The internet loves itself some girl-on-girl beef. It’s a shame. Thankfully, there are festivals like The Other Festival that seek to bring women together and uplift. This past weekend, Naomi Campbell, NYLON’s own editor-in-chief Melissa Giannini, and others gathered under one roof to talk style, making it, leadership, and more. Among the guest performers was 20-year-old Justine Skye, a young adult with a breadth of worldly knowledge already. The rising pop star is making a name for herself, with a little help from a strong group of women. She embodies everything The Other Festival stands for. We caught up with Skye to see how girl power has helped and is currently influencing who she is today.
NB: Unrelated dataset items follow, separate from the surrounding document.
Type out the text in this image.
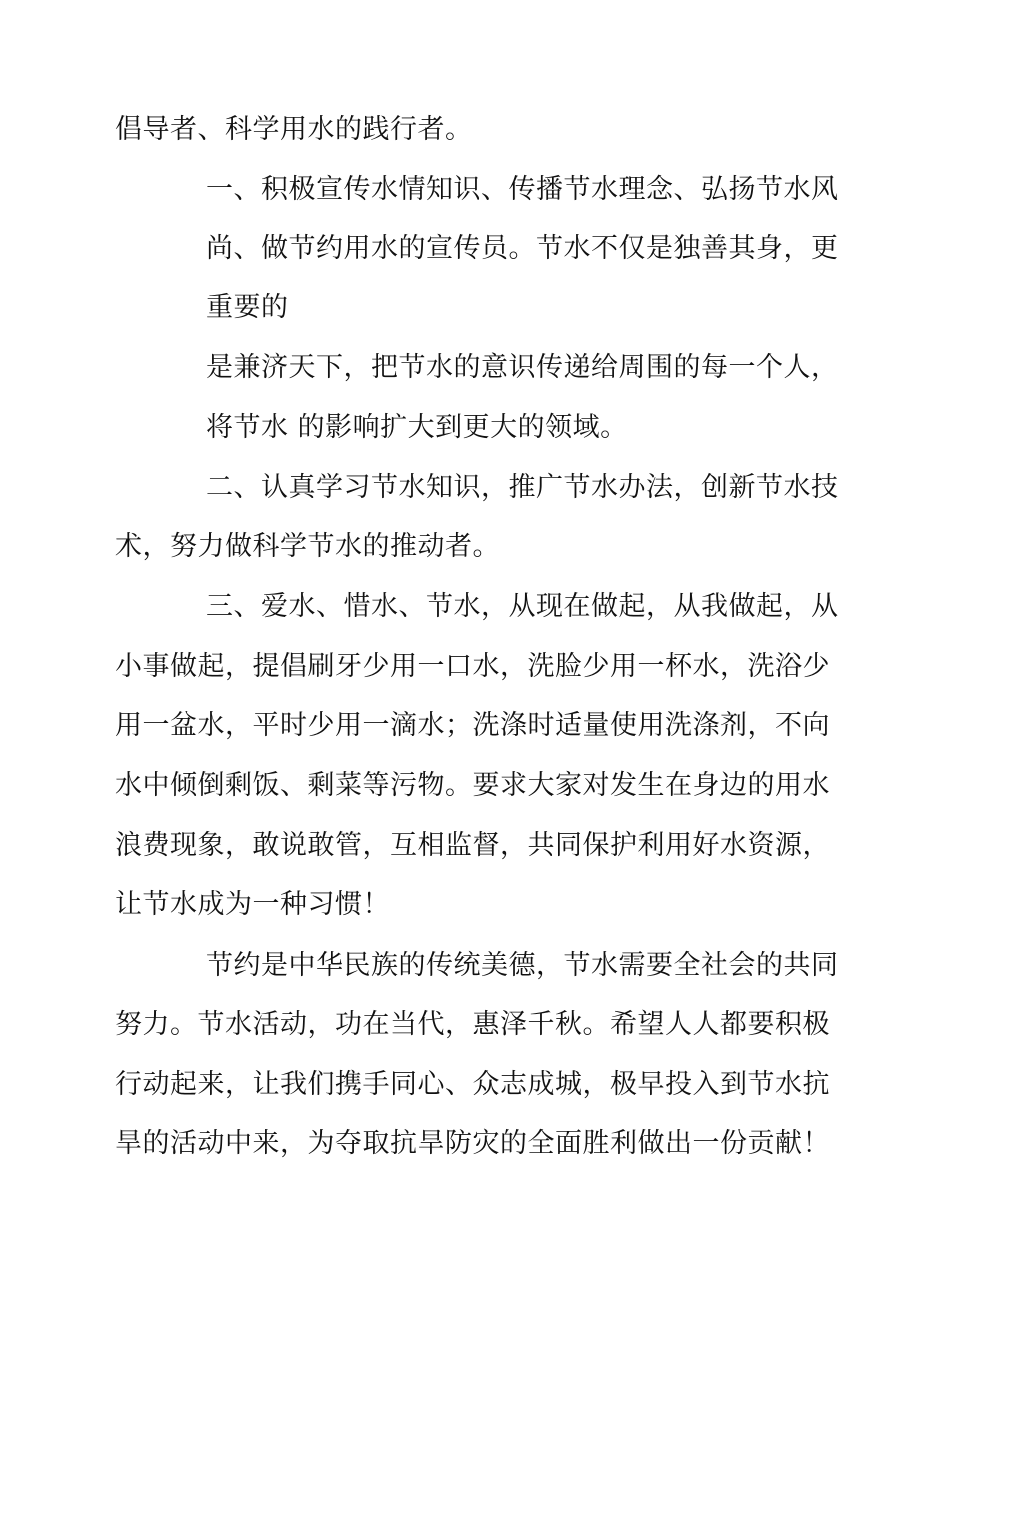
倡导者、科学用水的践行者。
一、积极宣传水情知识、传播节水理念、弘扬节水风
尚、做节约用水的宣传员。节水不仅是独善其身，更
重要的
是兼济天下，把节水的意识传递给周围的每一个人，
将节水 的影响扩大到更大的领域。
二、认真学习节水知识，推广节水办法，创新节水技
术，努力做科学节水的推动者。
三、爱水、惜水、节水，从现在做起，从我做起，从
小事做起，提倡刷牙少用一口水，洗脸少用一杯水，洗浴少
用一盆水，平时少用一滴水；洗涤时适量使用洗涤剂，不向
水中倾倒剩饭、剩菜等污物。要求大家对发生在身边的用水
浪费现象，敢说敢管，互相监督，共同保护利用好水资源，
让节水成为一种习惯！
节约是中华民族的传统美德，节水需要全社会的共同
努力。节水活动，功在当代，惠泽千秋。希望人人都要积极
行动起来，让我们携手同心、众志成城，极早投入到节水抗
旱的活动中来，为夺取抗旱防灾的全面胜利做出一份贡献！
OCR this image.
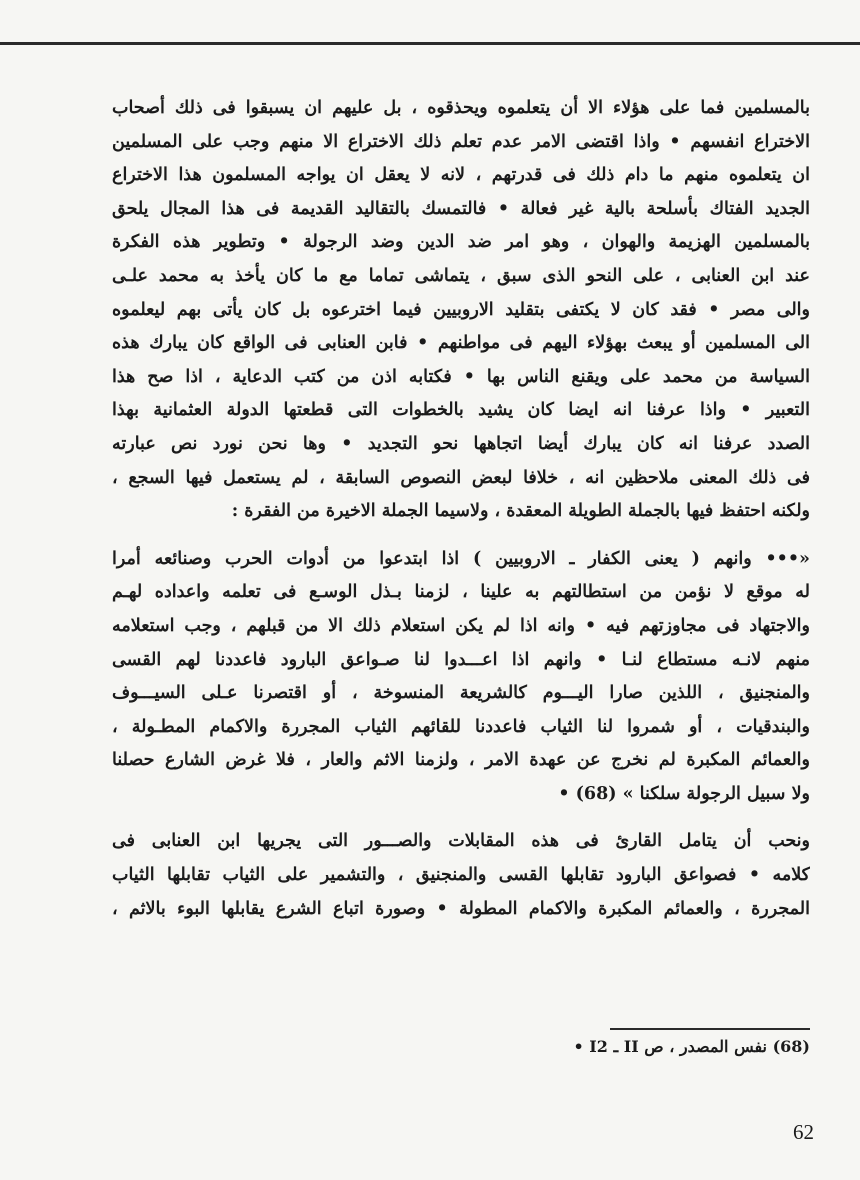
بالمسلمين فما على هؤلاء الا أن يتعلموه ويحذقوه ، بل عليهم ان يسبقوا فى ذلك أصحاب
الاختراع انفسهم • واذا اقتضى الامر عدم تعلم ذلك الاختراع الا منهم وجب على المسلمين
ان يتعلموه منهم ما دام ذلك فى قدرتهم ، لانه لا يعقل ان يواجه المسلمون هذا الاختراع
الجديد الفتاك بأسلحة بالية غير فعالة • فالتمسك بالتقاليد القديمة فى هذا المجال يلحق
بالمسلمين الهزيمة والهوان ، وهو امر ضد الدين وضد الرجولة • وتطوير هذه الفكرة
عند ابن العنابى ، على النحو الذى سبق ، يتماشى تماما مع ما كان يأخذ به محمد علـى
والى مصر • فقد كان لا يكتفى بتقليد الاروبيين فيما اخترعوه بل كان يأتى بهم ليعلموه
الى المسلمين أو يبعث بهؤلاء اليهم فى مواطنهم • فابن العنابى فى الواقع كان يبارك هذه
السياسة من محمد على ويقنع الناس بها • فكتابه اذن من كتب الدعاية ، اذا صح هذا
التعبير • واذا عرفنا انه ايضا كان يشيد بالخطوات التى قطعتها الدولة العثمانية بهذا
الصدد عرفنا انه كان يبارك أيضا اتجاهها نحو التجديد • وها نحن نورد نص عبارته
فى ذلك المعنى ملاحظين انه ، خلافا لبعض النصوص السابقة ، لم يستعمل فيها السجع ،
ولكنه احتفظ فيها بالجملة الطويلة المعقدة ، ولاسيما الجملة الاخيرة من الفقرة :
«••• وانهم ( يعنى الكفار ـ الاروبيين ) اذا ابتدعوا من أدوات الحرب وصنائعه أمرا
له موقع لا نؤمن من استطالتهم به علينا ، لزمنا بـذل الوسـع فى تعلمه واعداده لهـم
والاجتهاد فى مجاوزتهم فيه • وانه اذا لم يكن استعلام ذلك الا من قبلهم ، وجب استعلامه
منهم لانـه مستطاع لنـا • وانهم اذا اعـــدوا لنا صـواعق البارود فاعددنا لهم القسى
والمنجنيق ، اللذين صارا اليـــوم كالشريعة المنسوخة ، أو اقتصرنا عـلى السيـــوف
والبندقيات ، أو شمروا لنا الثياب فاعددنا للقائهم الثياب المجررة والاكمام المطـولة ،
والعمائم المكبرة لم نخرج عن عهدة الامر ، ولزمنا الاثم والعار ، فلا غرض الشارع حصلنا
ولا سبيل الرجولة سلكنا » (68) •
ونحب أن يتامل القارئ فى هذه المقابلات والصـــور التى يجريها ابن العنابى فى
كلامه • فصواعق البارود تقابلها القسى والمنجنيق ، والتشمير على الثياب تقابلها الثياب
المجررة ، والعمائم المكبرة والاكمام المطولة • وصورة اتباع الشرع يقابلها البوء بالاثم ،
(68) نفس المصدر ، ص II ـ I2 •
62
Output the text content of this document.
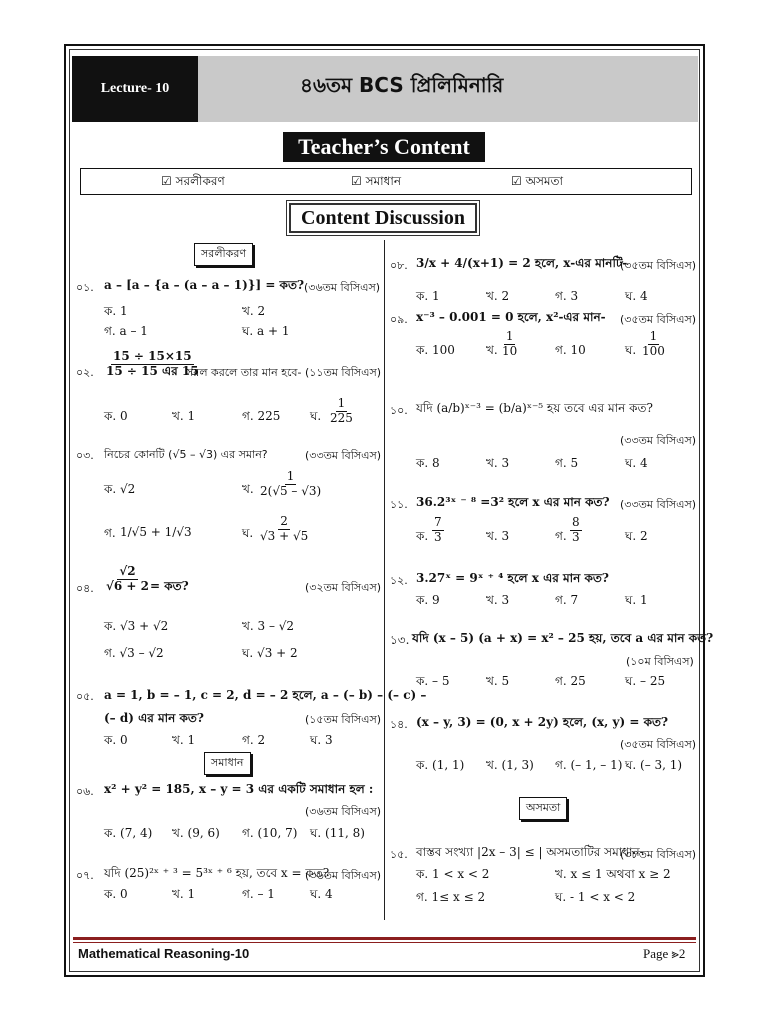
Lecture- 10	৪৬তম BCS প্রিলিমিনারি
Teacher’s Content
☑ সরলীকরণ	☑ সমাধান	☑ অসমতা
Content Discussion
সরলীকরণ
০১. a – [a – {a – (a – a – 1)}] = কত? (৩৬তম বিসিএস)
ক. 1	খ. 2
গ. a – 1	ঘ. a + 1
০২.
15 ÷ 15×15
15 ÷ 15 এর 15
সরল করলে তার মান হবে- (১১তম বিসিএস)
ক. 0	খ. 1	গ. 225 ঘ. $\frac{1}{225}$
০৩. নিচের কোনটি (√5 – √3) এর সমান?	(৩৩তম বিসিএস)
ক. √2	খ. $\frac{1}{2(√5 - √3)}$
গ. 1/√5 + 1/√3	ঘ. $\frac{2}{√3 + √5}$
০৪. $\frac{√2}{√6 + 2}$ = কত?	(৩২তম বিসিএস)
ক. √3 + √2	খ. 3 – √2
গ. √3 – √2	ঘ. √3 + 2
০৫. a = 1, b = – 1, c = 2, d = – 2 হলে, a – (– b) – (– c) –
(– d) এর মান কত?	(১৫তম বিসিএস)
ক. 0	খ. 1	গ. 2	ঘ. 3
সমাধান
০৬. x² + y² = 185, x – y = 3 এর একটি সমাধান হল :
(৩৬তম বিসিএস)
ক. (7, 4) খ. (9, 6) গ. (10, 7) ঘ. (11, 8)
০৭. যদি (25)²ˣ ⁺ ³ = 5³ˣ ⁺ ⁶ হয়, তবে x = কত?
(৩৬তম বিসিএস)
ক. 0	খ. 1	গ. – 1	ঘ. 4
০৮. 3/x + 4/(x+1) = 2 হলে, x-এর মানটি-
(৩৫তম বিসিএস)
ক. 1	খ. 2	গ. 3	ঘ. 4
০৯. x⁻³ – 0.001 = 0 হলে, x²-এর মান- (৩৫তম বিসিএস)
ক. 100	খ. $\frac{1}{10}$	গ. 10	ঘ. $\frac{1}{100}$
১০. যদি (a/b)ˣ⁻³ = (b/a)ˣ⁻⁵ হয় তবে এর মান কত?
(৩৩তম বিসিএস)
ক. 8	খ. 3	গ. 5	ঘ. 4
১১. 36.2³ˣ ⁻ ⁸ =3² হলে x এর মান কত? (৩৩তম বিসিএস)
ক. $\frac{7}{3}$	খ. 3	গ. $\frac{8}{3}$	ঘ. 2
১২. 3.27ˣ = 9ˣ ⁺ ⁴ হলে x এর মান কত?
ক. 9	খ. 3	গ. 7	ঘ. 1
১৩. যদি (x – 5) (a + x) = x² – 25 হয়, তবে a এর মান কত?
(১০ম বিসিএস)
ক. – 5	খ. 5	গ. 25	ঘ. – 25
১৪. (x – y, 3) = (0, x + 2y) হলে, (x, y) = কত?
(৩৫তম বিসিএস)
ক. (1, 1) খ. (1, 3) গ. (– 1, – 1) ঘ. (– 3, 1)
অসমতা
১৫. বাস্তব সংখ্যা |2x – 3| ≤ | অসমতাটির সমাধান-
(৩৮তম বিসিএস)
ক. 1 < x < 2	খ. x ≤ 1 অথবা x ≥ 2
গ. 1≤ x ≤ 2	ঘ. - 1 < x < 2
Mathematical Reasoning-10	Page ⪢2
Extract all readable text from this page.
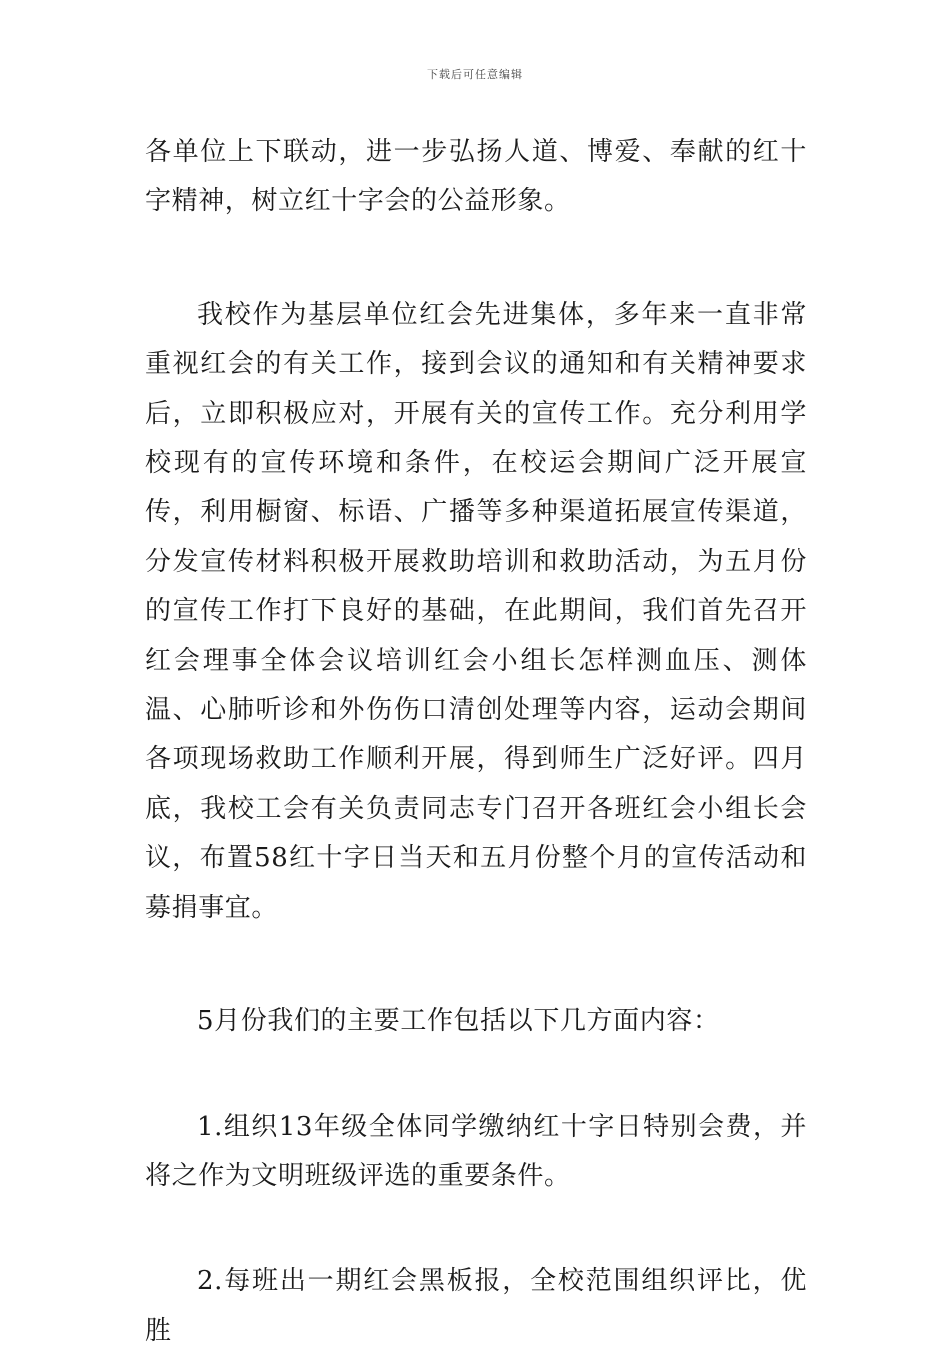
下载后可任意编辑

各单位上下联动，进一步弘扬人道、博爱、奉献的红十字精神，树立红十字会的公益形象。

我校作为基层单位红会先进集体，多年来一直非常重视红会的有关工作，接到会议的通知和有关精神要求后，立即积极应对，开展有关的宣传工作。充分利用学校现有的宣传环境和条件，在校运会期间广泛开展宣传，利用橱窗、标语、广播等多种渠道拓展宣传渠道，分发宣传材料积极开展救助培训和救助活动，为五月份的宣传工作打下良好的基础，在此期间，我们首先召开红会理事全体会议培训红会小组长怎样测血压、测体温、心肺听诊和外伤伤口清创处理等内容，运动会期间各项现场救助工作顺利开展，得到师生广泛好评。四月底，我校工会有关负责同志专门召开各班红会小组长会议，布置58红十字日当天和五月份整个月的宣传活动和募捐事宜。

5月份我们的主要工作包括以下几方面内容：

1.组织13年级全体同学缴纳红十字日特别会费，并将之作为文明班级评选的重要条件。

2.每班出一期红会黑板报，全校范围组织评比，优胜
Can you recall the first time you experienced sexism in the industry?
As a female artist—and an artist, in general—you’re always in the studio focused on a project, but there are a lot of people on my team and in my management helping the Justine Skye train keep moving. I have a lot of females on my team, so I’ve seen them experience sexism—especially my mother, who is one of my managers. In the beginning, people wouldn’t listen to what she had to say. They’re like “Oh, she’s a woman. Whatever.” They wouldn’t take what she was saying seriously, and she was very passionate about it, so a lot of the time they’d say she was being emotional because she’s a woman. If a guy said the same exact thing to them, they would listen and they would do it. It took us a long time for people to take what she said seriously, and it affected her a lot. I grew up in a way where there was no color, no guy or girl things; you’re human and we’re all human, and we’re all equals. As I got older, I started to see they treat women way differently in the industry compared to men.
Was it intentional, surrounding yourself with a lot of females?
It actually wasn’t intentional. I didn’t wake up and say, “I want a bunch of females on my team.” It just so happened that I found an amazing group of females that are very well connected and have amazing ideas and experience in the music industry. I’m so, so glad I have them on my team because I have a lot of women to look up to and to go to when I have questions about more than the industry, about life in general. They’re like big sisters to me.
What women have helped shape you into the woman you are today? Who has had the biggest impact on your life?
My mom. My mom has been a huge part of my career; she was the first person to believe in me and actually give me the chance to show everyone that this is what I want to do, that I want to be an entertainer. She’s been in the music industry my entire life, so I grew up around it. She’s an entertainment attorney, and she’s very well experienced. I’m learning every day, and she’s learned from me as well because she has the experience and the years on me, and I have the youth and the future and creativity. It’s great to have family, especially your mom, on your team because she’ll never give up on you.
What is the biggest lesson she’s taught you?
The biggest lesson she’s taught me is that you need to have tough skin in this industry. I’m very emotional, and she’s always telling me, “Don’t cry.” You have to have tough skin, you have to take criticism, you have to be on top of your game. This industry wasn’t built for crybabies. I had to learn to pull back from that.
What are other obstacles you face in the music industry?
There are definitely not a lot of brown girls in the music industry, and in the beginning, there’s a lot of people asking you, “Do you really think you’re going to make it?” Dark-skinned girls don’t really make it in the music industry, but I’ve learned to take that and be like, “Yeah, I’m absolutely going to make it because there aren’t a lot of dark-skinned girls in the industry.” There needs to be someone representing for the brown girls. Talent speaks for you, not your skin color.
How does it make you feel when someone asks you what it’s like to be a woman in the industry?
It’s a very ignorant question, because it’s not about whether you’re a man or a woman, it’s about how creative you are and how on top of things you can be. It’s about music, marketing, all of that. It has nothing to do with your gender, so I feel like that’s a question from someone who is just trying to come at you. They’re trying to say that because you’re a woman, there’s something different you should be doing. But like Beyoncé said, girls run the world.
With all this history being made in the political sphere—especially Hillary Clinton’s presumptive nomination—how do you feel about the possibility of a female president?
It’s honestly the most amazing thing, despite what people are saying on social media. Not that social media’s such a huge thing—everyone can cyberbully for a reason they’re completely unaware of. The bigger picture of it is that there’s a woman who can potentially be the leader of this country. Whether you’re for it or not, whether she wins or not, that’s one of biggest steps in history for women. Showing we are capable of everything after a man or someone else may say we’re not.